The venerated cello teacher died at his home in Connecticut

Aldo Parisot obit

Aldo Parisot with fellow cellist Yo-Yo Ma (left)

Aldo Parisot, the legendary cello teacher, died on Saturday at his home in Guilford, Connecticut. He was 100. 

The announcement was made by Dean Robert Blocker of the Yale University School of Music, where Parisot served a long term teaching position from 1958 until his retirement in June last year. 

Parisot was born on Sept. 30, 1918, in Natal, Brazil. His mother was a church organist. His father, an engineer, died when Aldo was 4. His stepfather, Thomazzo Babini, was his first and only significant cello teacher.

‘Everything I know I owe to him,’ Parisot told The Strad for its September issue. ‘He introduced me to my first audience while I was still wearing short trousers and remained my mentor until his death in 1949.’

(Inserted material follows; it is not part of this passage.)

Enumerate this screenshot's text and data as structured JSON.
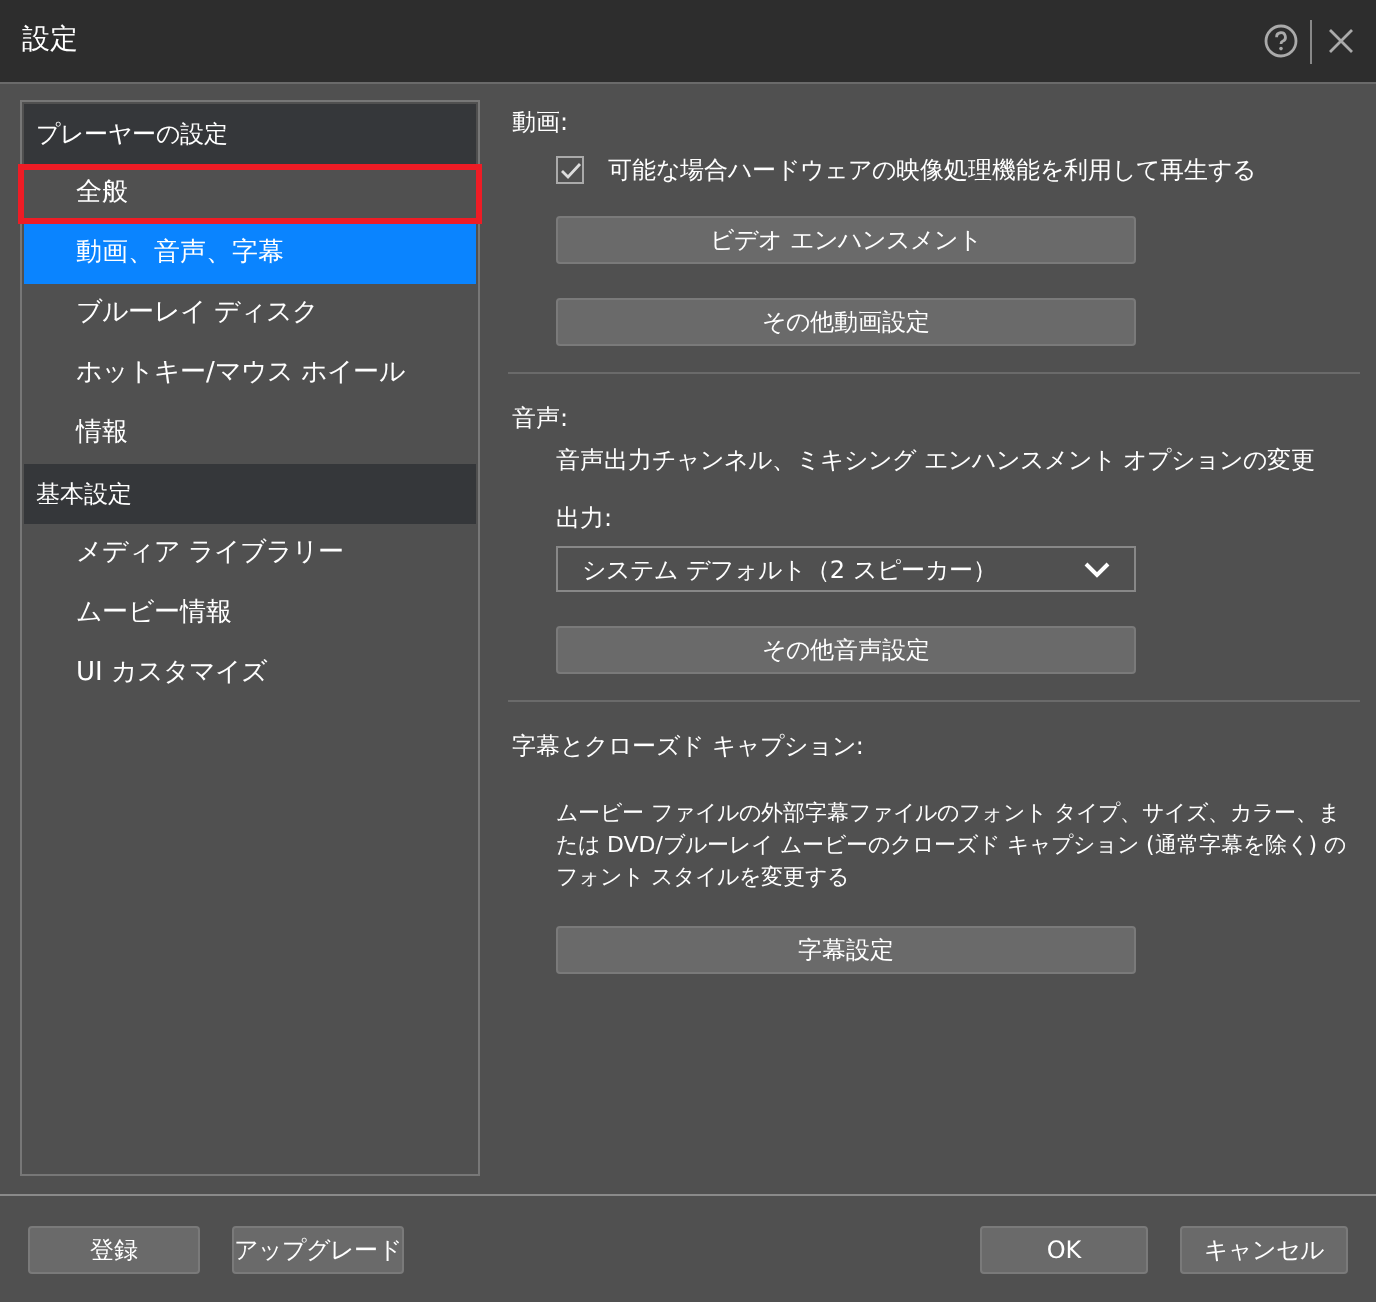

At 18 Parisot became the principal cellist of the orchestra in Rio de Janeiro, before embarking on a solo career. He performed with the major orchestras of Berlin, London, Paris and Munich, and with conductors including Leopold Stokowski, Pierre Monteux and Leonard Bernstein.

But by his 30s he had started teaching. He held positions at the Peabody Conservatory at Johns Hopkins University, Mannes College of Music and elsewhere before joining the faculty at Yale.

His students included the London Symphony Principal Cellist Tim Hugh, the New York Philharmonic Principal Cellist Carter Brey, Ralph Kirshbaum, Jesús Castro-Balbi, Shauna Rolston, Bion Tsang, Han-na Chang, Robert deMaine, Johann Sebastian Paetsch and Jian Wang.

He is survived by his wife of 52 years, Elizabeth (Sawyer) Parisot, a pianist and professor at the Yale School of Music; his three sons from a previous marriage to Ellen (Lewis) Parisot, Dean, Robert and Ricardo; a half brother, Italo Babini, a cellist; and six grandchildren.